Wow. Verve is the brainchild of Dr. Badri Rickhi, a Trinidad-born psychiatrist who has spent the past 25 years practising in Canada and working with the Consortium of Academic Health Centers for Integrative Medicine, a collection of 22 North American medical schools focused on uniting traditional and alternative therapies. Meanwhile, he has run into countless high-strung, overwrought executives. “I kept seeing exhausted, angry men who were longing to live healthier and longer,” says Rickhi. So he applied his broad medical knowledge to create Verve — a for-profit enterprise he hopes soon to take into New York and any other city in which exhausted, angry executives toil. (A women’s program is in the works.)

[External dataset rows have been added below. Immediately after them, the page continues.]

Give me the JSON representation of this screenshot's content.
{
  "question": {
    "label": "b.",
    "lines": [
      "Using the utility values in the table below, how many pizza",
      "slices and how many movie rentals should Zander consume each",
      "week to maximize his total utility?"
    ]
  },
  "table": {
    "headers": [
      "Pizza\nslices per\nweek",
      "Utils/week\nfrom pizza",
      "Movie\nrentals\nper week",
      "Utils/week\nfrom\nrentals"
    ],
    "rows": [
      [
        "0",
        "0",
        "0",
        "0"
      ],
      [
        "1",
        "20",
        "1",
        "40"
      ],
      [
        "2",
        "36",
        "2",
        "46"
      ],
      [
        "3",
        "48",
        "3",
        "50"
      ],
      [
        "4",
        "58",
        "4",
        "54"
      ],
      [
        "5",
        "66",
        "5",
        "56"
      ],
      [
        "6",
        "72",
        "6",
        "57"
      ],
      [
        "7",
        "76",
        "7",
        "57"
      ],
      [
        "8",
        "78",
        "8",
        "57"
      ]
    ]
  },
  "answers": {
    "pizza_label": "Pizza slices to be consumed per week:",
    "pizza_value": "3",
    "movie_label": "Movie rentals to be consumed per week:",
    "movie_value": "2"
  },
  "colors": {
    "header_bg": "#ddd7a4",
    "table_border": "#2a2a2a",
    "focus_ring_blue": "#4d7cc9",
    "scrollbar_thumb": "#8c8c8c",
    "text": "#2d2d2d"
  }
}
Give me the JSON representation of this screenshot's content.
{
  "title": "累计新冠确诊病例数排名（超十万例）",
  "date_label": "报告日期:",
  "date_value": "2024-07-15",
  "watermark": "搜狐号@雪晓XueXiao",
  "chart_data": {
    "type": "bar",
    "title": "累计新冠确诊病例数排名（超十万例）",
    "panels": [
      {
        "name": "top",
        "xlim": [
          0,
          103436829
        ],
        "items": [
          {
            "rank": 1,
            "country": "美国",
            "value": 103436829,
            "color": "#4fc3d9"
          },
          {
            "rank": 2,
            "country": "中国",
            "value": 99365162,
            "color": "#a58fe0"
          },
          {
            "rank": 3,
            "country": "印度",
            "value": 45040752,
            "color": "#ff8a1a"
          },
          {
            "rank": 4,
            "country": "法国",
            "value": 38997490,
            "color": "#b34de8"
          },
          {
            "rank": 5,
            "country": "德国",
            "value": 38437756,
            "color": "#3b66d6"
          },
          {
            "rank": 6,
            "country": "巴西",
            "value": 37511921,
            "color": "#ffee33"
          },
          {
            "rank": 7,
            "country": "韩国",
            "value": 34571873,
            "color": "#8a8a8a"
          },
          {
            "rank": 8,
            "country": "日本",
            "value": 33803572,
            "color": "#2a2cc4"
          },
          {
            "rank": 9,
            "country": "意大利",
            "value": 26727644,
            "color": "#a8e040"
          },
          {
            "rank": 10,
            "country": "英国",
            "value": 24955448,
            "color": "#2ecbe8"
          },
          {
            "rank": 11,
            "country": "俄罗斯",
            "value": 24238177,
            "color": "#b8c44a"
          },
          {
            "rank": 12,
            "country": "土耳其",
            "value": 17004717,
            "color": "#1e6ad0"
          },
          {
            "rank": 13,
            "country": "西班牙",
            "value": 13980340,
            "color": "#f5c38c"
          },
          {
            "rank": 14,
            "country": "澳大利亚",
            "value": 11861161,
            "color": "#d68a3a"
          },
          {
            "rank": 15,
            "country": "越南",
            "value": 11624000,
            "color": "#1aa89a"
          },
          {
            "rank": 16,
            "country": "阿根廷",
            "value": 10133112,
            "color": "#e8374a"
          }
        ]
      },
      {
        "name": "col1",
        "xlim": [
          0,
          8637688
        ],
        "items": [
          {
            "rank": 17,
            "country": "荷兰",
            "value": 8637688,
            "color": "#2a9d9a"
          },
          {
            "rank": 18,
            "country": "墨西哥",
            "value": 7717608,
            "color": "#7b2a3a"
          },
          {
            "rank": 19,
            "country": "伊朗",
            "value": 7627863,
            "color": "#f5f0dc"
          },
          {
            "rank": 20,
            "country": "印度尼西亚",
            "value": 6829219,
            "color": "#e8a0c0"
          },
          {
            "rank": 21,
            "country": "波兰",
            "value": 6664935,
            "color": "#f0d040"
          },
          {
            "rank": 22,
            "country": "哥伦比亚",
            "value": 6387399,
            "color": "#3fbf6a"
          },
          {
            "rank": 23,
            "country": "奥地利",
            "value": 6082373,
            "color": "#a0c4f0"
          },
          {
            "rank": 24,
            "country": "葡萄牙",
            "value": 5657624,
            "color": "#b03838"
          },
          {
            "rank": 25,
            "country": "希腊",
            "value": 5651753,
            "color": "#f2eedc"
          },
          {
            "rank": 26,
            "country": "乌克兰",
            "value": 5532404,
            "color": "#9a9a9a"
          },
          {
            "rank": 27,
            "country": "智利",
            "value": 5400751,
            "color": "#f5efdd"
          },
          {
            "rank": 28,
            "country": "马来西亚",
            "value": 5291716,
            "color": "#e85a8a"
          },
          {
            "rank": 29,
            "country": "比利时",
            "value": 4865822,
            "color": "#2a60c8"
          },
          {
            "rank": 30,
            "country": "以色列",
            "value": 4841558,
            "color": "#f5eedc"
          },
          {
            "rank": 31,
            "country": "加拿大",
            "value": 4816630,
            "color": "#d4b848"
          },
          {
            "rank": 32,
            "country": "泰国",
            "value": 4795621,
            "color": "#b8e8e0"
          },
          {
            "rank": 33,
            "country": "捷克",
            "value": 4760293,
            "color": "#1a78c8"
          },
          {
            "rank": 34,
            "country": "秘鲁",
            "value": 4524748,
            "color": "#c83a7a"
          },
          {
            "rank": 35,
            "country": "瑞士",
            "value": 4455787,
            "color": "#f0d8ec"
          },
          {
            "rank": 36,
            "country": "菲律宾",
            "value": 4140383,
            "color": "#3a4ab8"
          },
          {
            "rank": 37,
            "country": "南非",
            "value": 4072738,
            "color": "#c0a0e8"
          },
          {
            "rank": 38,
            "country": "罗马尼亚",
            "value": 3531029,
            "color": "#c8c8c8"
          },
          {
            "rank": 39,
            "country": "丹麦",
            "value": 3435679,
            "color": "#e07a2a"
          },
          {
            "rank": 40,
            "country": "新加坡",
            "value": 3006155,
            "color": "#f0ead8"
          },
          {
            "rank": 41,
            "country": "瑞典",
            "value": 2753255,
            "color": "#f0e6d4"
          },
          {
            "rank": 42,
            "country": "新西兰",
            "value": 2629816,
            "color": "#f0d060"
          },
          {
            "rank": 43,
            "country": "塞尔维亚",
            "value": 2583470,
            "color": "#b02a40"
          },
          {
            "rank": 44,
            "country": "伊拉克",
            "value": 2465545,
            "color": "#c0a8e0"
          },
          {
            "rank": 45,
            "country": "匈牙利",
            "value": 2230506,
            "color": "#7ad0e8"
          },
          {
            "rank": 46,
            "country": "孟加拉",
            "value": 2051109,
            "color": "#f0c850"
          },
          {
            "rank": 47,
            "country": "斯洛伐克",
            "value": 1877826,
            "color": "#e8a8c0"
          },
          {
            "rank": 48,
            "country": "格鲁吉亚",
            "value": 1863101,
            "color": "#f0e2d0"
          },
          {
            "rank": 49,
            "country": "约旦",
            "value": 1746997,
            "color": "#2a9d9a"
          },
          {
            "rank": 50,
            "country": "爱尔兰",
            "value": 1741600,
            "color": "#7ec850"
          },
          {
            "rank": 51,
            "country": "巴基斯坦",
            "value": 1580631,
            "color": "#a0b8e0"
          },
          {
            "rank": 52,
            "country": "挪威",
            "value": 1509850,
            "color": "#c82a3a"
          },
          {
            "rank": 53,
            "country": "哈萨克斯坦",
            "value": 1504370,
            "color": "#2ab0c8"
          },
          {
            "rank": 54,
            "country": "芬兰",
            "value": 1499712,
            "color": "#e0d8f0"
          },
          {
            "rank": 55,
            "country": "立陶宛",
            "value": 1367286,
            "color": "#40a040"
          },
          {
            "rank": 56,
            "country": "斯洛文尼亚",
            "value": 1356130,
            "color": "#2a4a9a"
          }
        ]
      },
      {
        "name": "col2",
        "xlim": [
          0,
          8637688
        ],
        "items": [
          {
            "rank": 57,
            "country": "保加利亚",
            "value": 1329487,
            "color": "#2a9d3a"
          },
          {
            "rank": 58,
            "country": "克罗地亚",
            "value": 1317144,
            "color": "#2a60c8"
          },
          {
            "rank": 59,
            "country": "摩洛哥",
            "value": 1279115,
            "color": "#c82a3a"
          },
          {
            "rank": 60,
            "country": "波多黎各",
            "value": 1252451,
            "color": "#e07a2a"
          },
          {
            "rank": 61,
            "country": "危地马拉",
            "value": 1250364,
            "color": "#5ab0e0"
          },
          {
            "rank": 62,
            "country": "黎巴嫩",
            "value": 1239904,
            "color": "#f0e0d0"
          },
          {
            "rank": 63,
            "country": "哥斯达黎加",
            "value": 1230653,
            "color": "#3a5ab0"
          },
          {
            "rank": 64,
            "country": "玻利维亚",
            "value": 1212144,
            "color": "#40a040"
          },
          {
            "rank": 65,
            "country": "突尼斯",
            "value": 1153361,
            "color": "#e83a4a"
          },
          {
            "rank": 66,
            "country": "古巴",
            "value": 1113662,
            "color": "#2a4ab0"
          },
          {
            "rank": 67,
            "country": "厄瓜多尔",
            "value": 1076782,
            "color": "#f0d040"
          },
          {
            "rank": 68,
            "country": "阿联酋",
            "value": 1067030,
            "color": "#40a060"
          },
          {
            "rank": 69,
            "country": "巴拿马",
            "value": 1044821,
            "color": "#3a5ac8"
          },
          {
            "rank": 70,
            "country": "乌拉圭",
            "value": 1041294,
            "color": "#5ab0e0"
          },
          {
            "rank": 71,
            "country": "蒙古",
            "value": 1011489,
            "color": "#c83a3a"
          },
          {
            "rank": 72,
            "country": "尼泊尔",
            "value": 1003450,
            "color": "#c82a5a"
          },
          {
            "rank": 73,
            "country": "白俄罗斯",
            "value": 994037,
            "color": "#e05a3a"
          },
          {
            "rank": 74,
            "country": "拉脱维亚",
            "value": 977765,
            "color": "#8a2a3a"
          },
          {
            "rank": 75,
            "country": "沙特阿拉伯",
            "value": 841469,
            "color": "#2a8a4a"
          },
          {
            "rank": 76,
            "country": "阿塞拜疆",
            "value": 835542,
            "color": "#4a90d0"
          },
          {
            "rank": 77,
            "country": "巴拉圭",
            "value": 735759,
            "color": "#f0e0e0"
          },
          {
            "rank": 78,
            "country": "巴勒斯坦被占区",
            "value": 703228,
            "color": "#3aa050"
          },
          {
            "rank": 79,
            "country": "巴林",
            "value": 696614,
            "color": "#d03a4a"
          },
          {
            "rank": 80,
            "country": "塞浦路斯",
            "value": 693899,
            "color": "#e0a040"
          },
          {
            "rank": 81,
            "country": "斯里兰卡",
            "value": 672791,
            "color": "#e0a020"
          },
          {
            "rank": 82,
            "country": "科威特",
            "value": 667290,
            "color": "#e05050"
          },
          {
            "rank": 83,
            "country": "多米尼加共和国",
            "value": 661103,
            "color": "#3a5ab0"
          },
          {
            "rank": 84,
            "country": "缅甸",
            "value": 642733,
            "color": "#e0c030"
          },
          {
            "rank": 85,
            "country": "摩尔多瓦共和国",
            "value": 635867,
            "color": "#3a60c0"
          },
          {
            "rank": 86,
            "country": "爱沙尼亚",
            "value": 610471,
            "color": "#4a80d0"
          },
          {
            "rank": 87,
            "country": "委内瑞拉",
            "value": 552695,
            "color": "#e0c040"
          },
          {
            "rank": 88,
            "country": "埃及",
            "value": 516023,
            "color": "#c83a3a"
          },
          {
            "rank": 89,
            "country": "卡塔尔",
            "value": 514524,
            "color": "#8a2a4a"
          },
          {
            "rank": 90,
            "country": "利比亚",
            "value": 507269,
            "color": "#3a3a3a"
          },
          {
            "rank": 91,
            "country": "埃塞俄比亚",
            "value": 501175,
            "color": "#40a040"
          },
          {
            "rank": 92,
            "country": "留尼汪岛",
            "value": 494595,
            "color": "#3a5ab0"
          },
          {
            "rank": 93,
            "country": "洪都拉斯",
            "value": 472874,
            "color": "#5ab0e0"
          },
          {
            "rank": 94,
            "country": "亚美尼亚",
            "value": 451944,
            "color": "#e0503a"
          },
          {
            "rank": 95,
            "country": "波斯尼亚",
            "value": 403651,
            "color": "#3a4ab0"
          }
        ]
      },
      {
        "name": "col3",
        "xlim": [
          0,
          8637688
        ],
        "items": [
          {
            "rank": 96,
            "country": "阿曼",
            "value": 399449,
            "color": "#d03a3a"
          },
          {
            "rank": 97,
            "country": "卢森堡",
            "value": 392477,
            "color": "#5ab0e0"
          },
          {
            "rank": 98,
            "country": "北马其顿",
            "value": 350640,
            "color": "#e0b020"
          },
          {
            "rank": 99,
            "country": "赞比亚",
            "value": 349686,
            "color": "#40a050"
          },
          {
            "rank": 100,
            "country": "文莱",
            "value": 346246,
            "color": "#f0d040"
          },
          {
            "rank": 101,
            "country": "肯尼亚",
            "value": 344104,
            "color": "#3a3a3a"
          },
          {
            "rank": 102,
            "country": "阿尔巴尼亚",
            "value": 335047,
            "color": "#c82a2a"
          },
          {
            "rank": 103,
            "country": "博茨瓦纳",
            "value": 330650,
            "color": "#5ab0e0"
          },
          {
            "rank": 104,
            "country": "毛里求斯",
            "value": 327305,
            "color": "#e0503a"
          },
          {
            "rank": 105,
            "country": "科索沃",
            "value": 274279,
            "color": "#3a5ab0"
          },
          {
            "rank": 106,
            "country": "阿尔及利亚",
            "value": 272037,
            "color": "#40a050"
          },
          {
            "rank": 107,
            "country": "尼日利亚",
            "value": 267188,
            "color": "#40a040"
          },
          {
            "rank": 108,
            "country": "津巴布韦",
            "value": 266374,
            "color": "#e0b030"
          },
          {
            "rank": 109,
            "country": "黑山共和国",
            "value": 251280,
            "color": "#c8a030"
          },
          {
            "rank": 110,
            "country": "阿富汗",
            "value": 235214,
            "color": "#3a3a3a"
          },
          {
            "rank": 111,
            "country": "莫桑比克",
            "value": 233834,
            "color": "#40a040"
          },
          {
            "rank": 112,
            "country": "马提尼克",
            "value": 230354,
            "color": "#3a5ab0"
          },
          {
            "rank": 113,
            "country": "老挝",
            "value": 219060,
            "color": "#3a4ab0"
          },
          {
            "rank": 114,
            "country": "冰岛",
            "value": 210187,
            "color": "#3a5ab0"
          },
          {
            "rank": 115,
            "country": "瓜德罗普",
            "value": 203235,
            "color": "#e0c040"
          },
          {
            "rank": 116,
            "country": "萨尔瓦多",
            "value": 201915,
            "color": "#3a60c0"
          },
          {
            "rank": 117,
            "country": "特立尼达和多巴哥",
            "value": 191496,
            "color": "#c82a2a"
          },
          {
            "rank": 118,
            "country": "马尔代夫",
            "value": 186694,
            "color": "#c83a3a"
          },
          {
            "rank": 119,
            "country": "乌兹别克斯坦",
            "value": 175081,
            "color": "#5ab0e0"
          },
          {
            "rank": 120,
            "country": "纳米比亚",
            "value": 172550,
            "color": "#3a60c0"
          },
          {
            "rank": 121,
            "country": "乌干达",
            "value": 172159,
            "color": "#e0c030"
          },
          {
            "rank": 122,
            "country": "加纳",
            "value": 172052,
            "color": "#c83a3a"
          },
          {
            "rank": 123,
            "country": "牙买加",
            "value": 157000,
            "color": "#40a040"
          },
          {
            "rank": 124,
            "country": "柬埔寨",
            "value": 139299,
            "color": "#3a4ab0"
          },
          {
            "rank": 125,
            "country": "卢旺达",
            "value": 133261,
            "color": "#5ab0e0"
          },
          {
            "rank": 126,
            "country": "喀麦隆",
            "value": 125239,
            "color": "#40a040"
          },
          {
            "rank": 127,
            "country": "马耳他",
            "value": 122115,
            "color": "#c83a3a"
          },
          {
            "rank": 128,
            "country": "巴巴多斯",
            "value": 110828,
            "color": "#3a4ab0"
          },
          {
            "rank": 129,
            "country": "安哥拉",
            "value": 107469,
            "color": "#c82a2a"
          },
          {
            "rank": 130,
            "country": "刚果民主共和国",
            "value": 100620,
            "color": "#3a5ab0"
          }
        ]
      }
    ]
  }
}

Sign up with Verve, and you’ll start with an initial assessment comprising eight to 15 hours’ worth of appointments with various health practitioners (price: $5,000). Participants then undertake six more months (price: $1,500 a month) on a healthy diet (including supplements), exercise and visits to more therapists. (While monthly visits to a kinesiologist and five acupuncture treatments are compulsory, other treatments depend on each patient’s plan and progress.) Key to the program is a 25-minute exercise routine performed three to five days a week with 18-lb. and 27-lb. kettle bells (imagine teapots filled with lead, and you have the picture).
But does it work? Allan Markin, co-owner of the Calgary Flames and chairman of Canadian Natural Resources Ltd., a publicly traded oil producer with 1,700 employees, was one of the program’s three pre-launch test subjects. “It took only the first two months to see the difference,” says Markin. “I sleep better now, and I wake up feeling happy.” Markin started the program on the antidepressant Zoloft; within three months he was off.
And the sex? Markin is coy: “The program does give one more hormonal power and strength.” Rickhi says improved bedroom performance comes as a result of hormonal changes triggered by following Verve. The better sex isn’t the only reason Verve’s tag line is “Go Vertical”: graduates have the option of climbing to the Mount Everest base camp with two-time summitteer Dave Rodney.
If you can’t get to Calgary, Rickhi says, the program can be offered in conjunction with therapists in your locale. For those who can’t or won’t cough up the $14,000, Rickhi offers this free advice: “Stress reduction is the key. Learn breathing techniques, such as meditation, yoga, mindfulness training. Proper nutrition is also important — and I don’t mean the Canada Food Guide.”